The ChemoFx assay: an ex vivo chemosensitivity and resistance assay for predicting patient response to cancer chemotherapy.

The ChemoFx Assay is an ex vivo assay designed to predict the sensitivity and resistance of a given patient's solid tumor to a variety of chemotherapy agents. A portion of a patient's solid tumor, as small as a core biopsy, is mechanically disaggregated and established in primary culture where malignant epithelial cells migrate out of tumor explants to form a monolayer. Cultures are verified as epithelial and exposed to increasing doses of selected chemotherapeutic agents.
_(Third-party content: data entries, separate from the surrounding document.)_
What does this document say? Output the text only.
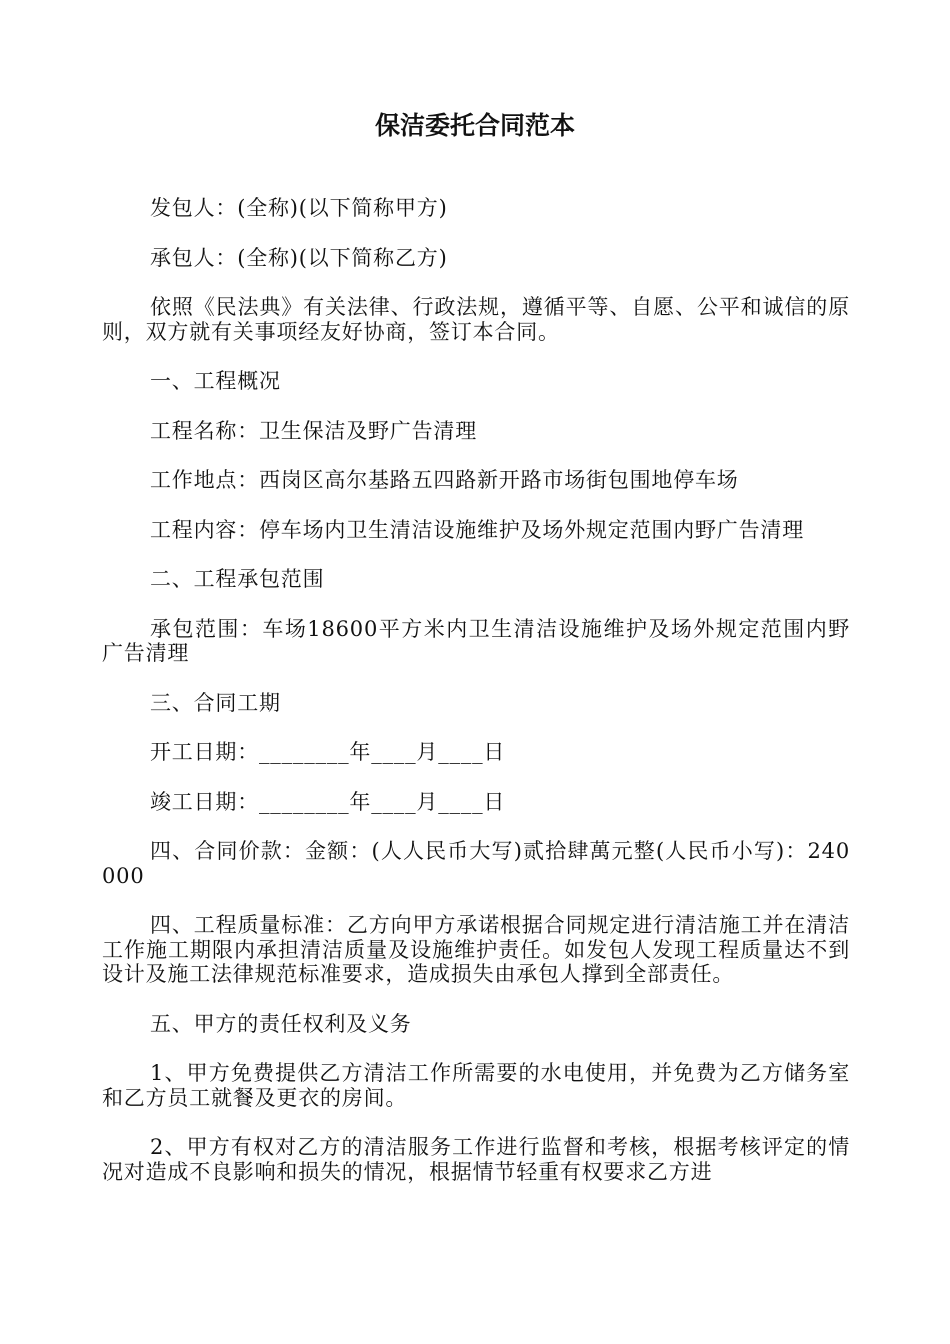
保洁委托合同范本

发包人：(全称)(以下简称甲方)

承包人：(全称)(以下简称乙方)

依照《民法典》有关法律、行政法规，遵循平等、自愿、公平和诚信的原则，双方就有关事项经友好协商，签订本合同。

一、工程概况

工程名称：卫生保洁及野广告清理

工作地点：西岗区高尔基路五四路新开路市场街包围地停车场

工程内容：停车场内卫生清洁设施维护及场外规定范围内野广告清理

二、工程承包范围

承包范围：车场18600平方米内卫生清洁设施维护及场外规定范围内野广告清理

三、合同工期

开工日期：________年____月____日

竣工日期：________年____月____日

四、合同价款：金额：(人人民币大写)贰拾肆萬元整(人民币小写)：240000

四、工程质量标准：乙方向甲方承诺根据合同规定进行清洁施工并在清洁工作施工期限内承担清洁质量及设施维护责任。如发包人发现工程质量达不到设计及施工法律规范标准要求，造成损失由承包人撑到全部责任。

五、甲方的责任权利及义务

1、甲方免费提供乙方清洁工作所需要的水电使用，并免费为乙方储务室和乙方员工就餐及更衣的房间。

2、甲方有权对乙方的清洁服务工作进行监督和考核，根据考核评定的情况对造成不良影响和损失的情况，根据情节轻重有权要求乙方进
The number of live cells remaining post-treatment is enumerated microscopically using automated cell-counting software. The resultant cell counts in treated wells are compared with those in untreated control wells to generate a dose-response curve for each chemotherapeutic agent tested on a given patient specimen. Features of each dose-response curve are used to score a tumor's response to each ex vivo treatment as "responsive," "intermediate response," or "non-responsive." Collectively, these scores are used to assist an oncologist in making treatment decisions.

Feasibility assessment of a chemoresponse assay to predict pathologic response in neoadjuvant chemotherapy for breast cancer patients.

BACKGROUND: For chemosensitivity and resistance assays to be clinically useful in predicting patient outcome, they should require small amounts of tissue and be highly reproducible and reliable. PATIENTS AND METHODS: Expanded tumor cells from transcutaneous biopsies of breast lesions (n=62) were tested for chemoresponse using the cell-based ChemoFx assay. Pathologic complete response (pCR) was determined on a subset of patients (n=34). Assay score and pCR were determined independently in a blinded manner. Logistic regression models were used to select predictors for response. RESULTS: Tumor cells were successfully isolated from 83.9% of patients. Chemoresponse profiles were robust and reproducible with coefficient of variance of <3%. In a limited initial patient outcome correlation, assay score of docetaxel/capecitabine significantly predicted pCR; the cross-validated model was 75% accurate. CONCLUSION: It is feasible to assess the chemoresponsiveness of small breast lesions using the ChemoFx assay to assist in choosing neoadjuvant chemotherapy for breast cancer patients.

Ex vivo enrichment of malignant carcinoma cells in primary culture.

AIMS: Establishing and maintaining human tumours in primary culture can be challenging. In this application, a short-term primary culture process is desired to ensure cells maintained in culture are representative of the in vivo tumour for the purpose of chemoresponse testing. To ensure the appropriate cells are being grown, the cultures must be evaluated for malignancy. The clinical gold standard determination of malignancy is cytological evaluation by a cytopathologist. METHODS: Fifty human tumour specimens (breast, colon, lung, ovary) were established and maintained in primary culture. Cytospins were prepared upon initiation of culture and again at completion of the culture process. Cytospins were stained (Diff-Quik, Papanicolaou) and evaluated by a cytopathologist for the percentage of malignant cells at both times. RESULTS: An increase in the percentage of malignant cells was noted in 86% (43/50) of the cultures evaluated; 8% (4/50) of the cultures maintained the same percentage of malignant cells throughout the culture period, and 6% (3/50) displayed a decrease in malignant cells. On average, the percentage of malignant cells increased by 37% and was not associated with the length of culture (range 5-28 days). CONCLUSIONS: The described primary culture process enriches for malignant cells, which is desirable for further evaluation such as chemoresponse testing.